Stocks change little Fed move awaited

May 06, 1994|By Bloomberg Business News

NEW YORK -- U.S. stocks posted small gains in slow trading yesterday amid concern the Federal Reserve may use today's employment report for April as a reason to raise interest rates.

Insurance, oil and retail oil companies rallied somewhat as bonds and the dollar strengthened.

Investors were unwilling to move prices very much before today's Labor Department report.

"I feel a little bit like a deer caught in the headlight," said Cummins Catherwood, managing director at Rutherford, Brown & Catherwood in Philadelphia, which manages about $270 million.

"There's a chance of a discount rate increase" from the Federal Reserve after the jobs report or in the weeks before the May 17 meeting of the Fed's policy-making council, he said.

"I smell another rate increase, and I don't want to look like the vil

lage idiot when it comes."

The Dow Jones industrial average fell 1.78, to 3,695.97, as gains in Sears, Roebuck & Co. and Du Pont Co. offset losses in General Motors Corp. and Philip Morris Cos.

The Standard & Poor's 500 stock index dropped 0.34, to 451.38, as auto, electric utility, beverage, tobacco and household product stocks slid. The Nasdaq combined composite index added 0.25, to 740.55.

The number of declining stocks on the New York Stock Exchange narrowly outpaced advancers, 1,088 to 1,011. Volume slowed to 255.7 million shares from 267.9 million Wednesday.

Many investors "are speculating that the Fed will tighten," and use the jobs report "as an excuse" to raise the rate on overnight bank loans to 4 percent from 3.75 percent, said Todd Clark, a senior trader at Mabon Securities. That point could be reached if the employment report shows the economy adding 200,000 to 225,000 jobs last month.

"If it's not significantly above 200,000, [the Fed] will have trouble justifying the rate increase," Mr. Clark said. "A lot of people think they're going to do it, but the fact the stock and bond market held together today in the face of that is pretty calming."

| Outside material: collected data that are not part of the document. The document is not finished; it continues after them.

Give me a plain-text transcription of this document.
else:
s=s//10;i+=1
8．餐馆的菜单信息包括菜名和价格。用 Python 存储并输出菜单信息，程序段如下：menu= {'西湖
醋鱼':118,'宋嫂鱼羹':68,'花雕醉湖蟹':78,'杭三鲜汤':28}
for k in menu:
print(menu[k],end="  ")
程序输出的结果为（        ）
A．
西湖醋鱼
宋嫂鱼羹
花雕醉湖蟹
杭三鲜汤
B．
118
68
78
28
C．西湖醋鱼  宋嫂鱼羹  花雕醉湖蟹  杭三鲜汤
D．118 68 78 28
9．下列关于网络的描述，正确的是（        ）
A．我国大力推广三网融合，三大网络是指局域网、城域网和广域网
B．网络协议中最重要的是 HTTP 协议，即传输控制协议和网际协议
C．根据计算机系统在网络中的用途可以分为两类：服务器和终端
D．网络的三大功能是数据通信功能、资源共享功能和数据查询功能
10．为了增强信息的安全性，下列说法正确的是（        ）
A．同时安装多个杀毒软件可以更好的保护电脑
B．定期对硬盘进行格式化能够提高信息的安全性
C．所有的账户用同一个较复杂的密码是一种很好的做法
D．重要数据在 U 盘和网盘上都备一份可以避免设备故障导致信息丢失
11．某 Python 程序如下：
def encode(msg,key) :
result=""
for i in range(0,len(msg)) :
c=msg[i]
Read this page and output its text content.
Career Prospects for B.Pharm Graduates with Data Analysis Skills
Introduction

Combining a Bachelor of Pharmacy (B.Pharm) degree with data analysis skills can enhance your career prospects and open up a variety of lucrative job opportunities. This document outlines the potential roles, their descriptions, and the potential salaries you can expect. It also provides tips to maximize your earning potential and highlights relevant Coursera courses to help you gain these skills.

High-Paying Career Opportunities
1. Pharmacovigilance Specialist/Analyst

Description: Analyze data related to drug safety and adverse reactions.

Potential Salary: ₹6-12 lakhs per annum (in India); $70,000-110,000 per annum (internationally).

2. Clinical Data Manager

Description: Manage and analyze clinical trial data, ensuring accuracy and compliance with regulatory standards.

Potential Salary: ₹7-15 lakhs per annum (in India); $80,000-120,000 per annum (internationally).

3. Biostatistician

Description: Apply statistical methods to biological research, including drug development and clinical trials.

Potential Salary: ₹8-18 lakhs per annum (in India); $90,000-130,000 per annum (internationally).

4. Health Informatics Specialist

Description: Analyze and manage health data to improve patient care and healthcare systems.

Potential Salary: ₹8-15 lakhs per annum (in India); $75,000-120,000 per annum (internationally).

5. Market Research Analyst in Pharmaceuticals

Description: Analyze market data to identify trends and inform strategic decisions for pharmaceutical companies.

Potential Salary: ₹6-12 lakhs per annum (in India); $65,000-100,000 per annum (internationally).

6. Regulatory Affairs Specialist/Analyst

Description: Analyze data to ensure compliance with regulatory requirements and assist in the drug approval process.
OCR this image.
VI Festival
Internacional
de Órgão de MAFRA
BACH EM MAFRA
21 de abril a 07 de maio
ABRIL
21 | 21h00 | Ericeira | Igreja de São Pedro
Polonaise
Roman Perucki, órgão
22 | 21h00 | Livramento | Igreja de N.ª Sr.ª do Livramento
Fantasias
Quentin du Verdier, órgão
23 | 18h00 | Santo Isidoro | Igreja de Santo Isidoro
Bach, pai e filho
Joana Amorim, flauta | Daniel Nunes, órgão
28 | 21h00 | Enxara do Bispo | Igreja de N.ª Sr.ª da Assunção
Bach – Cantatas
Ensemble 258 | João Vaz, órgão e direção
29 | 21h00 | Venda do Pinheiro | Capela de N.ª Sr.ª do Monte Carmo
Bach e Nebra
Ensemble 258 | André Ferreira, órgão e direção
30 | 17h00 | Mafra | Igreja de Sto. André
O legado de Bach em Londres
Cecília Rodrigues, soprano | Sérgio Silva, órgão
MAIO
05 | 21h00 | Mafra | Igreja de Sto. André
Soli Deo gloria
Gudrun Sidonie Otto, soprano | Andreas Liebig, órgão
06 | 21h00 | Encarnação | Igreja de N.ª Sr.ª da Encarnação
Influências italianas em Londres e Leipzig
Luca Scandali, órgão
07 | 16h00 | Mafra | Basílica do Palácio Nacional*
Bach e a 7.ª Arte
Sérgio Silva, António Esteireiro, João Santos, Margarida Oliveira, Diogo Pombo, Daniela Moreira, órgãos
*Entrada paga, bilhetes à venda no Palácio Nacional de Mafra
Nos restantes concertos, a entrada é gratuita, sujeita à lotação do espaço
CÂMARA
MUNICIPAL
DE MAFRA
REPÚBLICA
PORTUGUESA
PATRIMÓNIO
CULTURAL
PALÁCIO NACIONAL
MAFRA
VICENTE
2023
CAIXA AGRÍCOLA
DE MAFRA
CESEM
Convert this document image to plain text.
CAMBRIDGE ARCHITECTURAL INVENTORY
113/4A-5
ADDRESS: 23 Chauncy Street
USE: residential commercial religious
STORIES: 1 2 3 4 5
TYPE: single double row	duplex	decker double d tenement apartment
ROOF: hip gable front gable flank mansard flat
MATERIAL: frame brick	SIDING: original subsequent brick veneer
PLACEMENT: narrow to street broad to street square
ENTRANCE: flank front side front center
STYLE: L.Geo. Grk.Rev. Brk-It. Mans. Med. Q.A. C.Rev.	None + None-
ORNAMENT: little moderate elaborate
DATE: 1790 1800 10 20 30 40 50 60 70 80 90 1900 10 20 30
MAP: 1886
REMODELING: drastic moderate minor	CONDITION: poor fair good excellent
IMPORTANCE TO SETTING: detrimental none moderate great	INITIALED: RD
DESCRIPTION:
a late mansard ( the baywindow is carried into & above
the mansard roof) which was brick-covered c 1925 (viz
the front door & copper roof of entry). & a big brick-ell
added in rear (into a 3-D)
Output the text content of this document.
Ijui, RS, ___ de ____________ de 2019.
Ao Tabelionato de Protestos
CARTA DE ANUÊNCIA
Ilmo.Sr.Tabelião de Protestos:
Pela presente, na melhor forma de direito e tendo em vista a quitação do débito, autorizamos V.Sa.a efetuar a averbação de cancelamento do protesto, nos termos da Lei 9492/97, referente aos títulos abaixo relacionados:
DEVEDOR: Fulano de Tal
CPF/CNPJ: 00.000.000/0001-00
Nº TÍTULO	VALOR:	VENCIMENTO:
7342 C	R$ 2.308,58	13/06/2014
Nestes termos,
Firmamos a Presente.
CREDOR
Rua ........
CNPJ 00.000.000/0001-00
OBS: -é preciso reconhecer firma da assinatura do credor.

In March, the economy added 456,000 jobs, the largest increase since October 1987. That news sent bonds into a tailspin, driving up interest rates, on Good Friday.

Yields on the benchmark 30-year Treasury dipped yesterday to 7.33 percent from 7.34 percent after the Labor Department said unemployment claims rose 17,000 last week to 350,000, dampening concern somewhat that the economy will overheat and drive up inflation.

Stocks also were buoyed by a stronger dollar and rallies in major overseas stock markets. The dollar rose the day after 16 central banks made the first concerted defense of the currency on foreign-exchange markets since August 1992.

For overseas investors, the dollar's two-day advance lowers the chance of foreign-exchange losses on U.S. investments. A stronger dollar also cuts domestic prices of imported raw materials and finished goods, reducing concern that U.S. inflation will accelerate.

A handful of retail stocks gained after Sears said sales at U.S. stores open at least a year jumped 12.3 percent in April, spurring a 14 percent rise in revenue.

Sears surged $1.25, to $48.625; Wal-Mart Stores Inc., which said same-store sales rose 8 percent last month, gained 25 cents, to $25.25; and Federated Department Stores, which said same-store sales grew 1.2 percent, added 50 cents, to $21.75.

Oil stocks got a boost as Texas crude for delivery next month jumped 43 cents to $17.29 a barrel amid reports of rising global demand. Royal Dutch Petroleum rose $2.125, to $107.875; Shell Transport & Trading gained $1.25, to $64.875; Texaco Inc. added 62.5 cents, to $63.75; and British Petroleum's American depositary receipts, each of which represents 12 common shares, climbed $2.59375, to $71.46875.